When did I become the kind of man who shows someone off? The thought burned as I pushed to my feet.
I turned to the uncle seated beside me. “Move.”
He slid out without a word.
Alessia arrived, and I dragged the chair back, locking my eyes on hers. “Sit.”
She looked at me like I’d lost my mind. Maybe I had. Still, she lowered herself into the chair.
The anger in my chest didn’t settle. I couldn’t even decide what enraged me the most. Her, for ignoring me. Vadik, for treating her like a servant. Or myself, for letting any of it show.
Alessia folded her hands on her lap, shaking, and her eyes lowered.
She didn’t belong at this table, yet she felt more present than anyone here.
That has always been true. And the longer I looked at her, the more I understood why I was burning with anger.
She was the only one who never ran when I bared my worst.
She never recoiled when she saw me sick and broken.
Her chaos infuriated me, but it cut through the rot.

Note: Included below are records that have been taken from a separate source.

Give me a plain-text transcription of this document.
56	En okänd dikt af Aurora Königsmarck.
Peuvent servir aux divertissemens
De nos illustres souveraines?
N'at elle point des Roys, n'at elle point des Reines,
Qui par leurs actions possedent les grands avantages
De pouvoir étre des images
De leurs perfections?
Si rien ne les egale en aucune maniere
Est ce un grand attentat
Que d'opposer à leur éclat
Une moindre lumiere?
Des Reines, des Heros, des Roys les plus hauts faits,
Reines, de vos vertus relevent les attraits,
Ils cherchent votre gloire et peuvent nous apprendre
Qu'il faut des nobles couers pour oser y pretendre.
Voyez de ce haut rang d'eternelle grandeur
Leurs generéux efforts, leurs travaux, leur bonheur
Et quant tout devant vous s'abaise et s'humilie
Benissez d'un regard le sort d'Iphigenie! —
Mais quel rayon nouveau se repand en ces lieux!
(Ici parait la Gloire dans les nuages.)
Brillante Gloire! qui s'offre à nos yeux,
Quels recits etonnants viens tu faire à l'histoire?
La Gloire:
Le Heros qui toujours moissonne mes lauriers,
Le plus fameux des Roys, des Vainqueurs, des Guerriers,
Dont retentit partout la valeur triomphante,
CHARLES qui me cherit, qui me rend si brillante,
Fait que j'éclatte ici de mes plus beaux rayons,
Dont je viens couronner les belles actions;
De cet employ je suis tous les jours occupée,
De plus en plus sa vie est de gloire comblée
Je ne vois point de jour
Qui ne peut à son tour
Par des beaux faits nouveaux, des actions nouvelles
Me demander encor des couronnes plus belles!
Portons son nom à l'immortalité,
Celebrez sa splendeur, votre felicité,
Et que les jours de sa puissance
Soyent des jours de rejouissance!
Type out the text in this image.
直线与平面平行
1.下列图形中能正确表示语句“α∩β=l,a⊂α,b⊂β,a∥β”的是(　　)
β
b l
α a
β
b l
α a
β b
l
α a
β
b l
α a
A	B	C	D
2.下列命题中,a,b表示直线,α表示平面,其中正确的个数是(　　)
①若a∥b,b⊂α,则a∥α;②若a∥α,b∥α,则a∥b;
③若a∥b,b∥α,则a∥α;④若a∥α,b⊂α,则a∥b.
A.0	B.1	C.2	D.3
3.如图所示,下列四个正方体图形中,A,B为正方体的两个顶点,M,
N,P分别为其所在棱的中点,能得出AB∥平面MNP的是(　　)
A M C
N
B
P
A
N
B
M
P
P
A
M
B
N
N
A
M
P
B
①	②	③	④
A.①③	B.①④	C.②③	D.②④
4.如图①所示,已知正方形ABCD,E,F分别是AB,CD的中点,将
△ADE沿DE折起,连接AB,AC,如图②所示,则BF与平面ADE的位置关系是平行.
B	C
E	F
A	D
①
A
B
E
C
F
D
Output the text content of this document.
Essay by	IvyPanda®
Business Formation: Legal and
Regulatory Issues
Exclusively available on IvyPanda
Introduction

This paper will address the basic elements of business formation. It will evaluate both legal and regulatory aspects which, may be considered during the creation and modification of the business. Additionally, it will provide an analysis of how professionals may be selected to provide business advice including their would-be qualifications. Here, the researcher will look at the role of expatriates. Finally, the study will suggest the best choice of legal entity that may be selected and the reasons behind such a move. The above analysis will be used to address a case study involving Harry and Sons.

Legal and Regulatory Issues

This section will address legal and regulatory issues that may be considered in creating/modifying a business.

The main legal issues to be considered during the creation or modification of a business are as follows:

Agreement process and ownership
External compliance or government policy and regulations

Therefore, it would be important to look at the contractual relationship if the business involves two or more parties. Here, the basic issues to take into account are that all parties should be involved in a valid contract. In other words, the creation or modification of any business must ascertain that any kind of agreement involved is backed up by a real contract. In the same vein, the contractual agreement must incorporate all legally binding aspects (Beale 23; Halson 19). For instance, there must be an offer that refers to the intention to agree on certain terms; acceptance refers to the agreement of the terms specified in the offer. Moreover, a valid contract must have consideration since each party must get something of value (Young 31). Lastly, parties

Even when Renat kept her chained, she never gave me up.
Not once. She had every reason to. By all logic, she should have.
Despite that, she didn’t. That made her belong more than anyone tied to me by blood.
My hand settled over hers. She didn’t pull away. Her eyes lifted, not to me, but to where Vadik’s body sagged lifeless in the chair. Around us, the room emptied in a rush of silence. Everyone slipped out with their heads low and mouths sealed tight.
“Now, Alessia. Tell me what the fuck is going on.”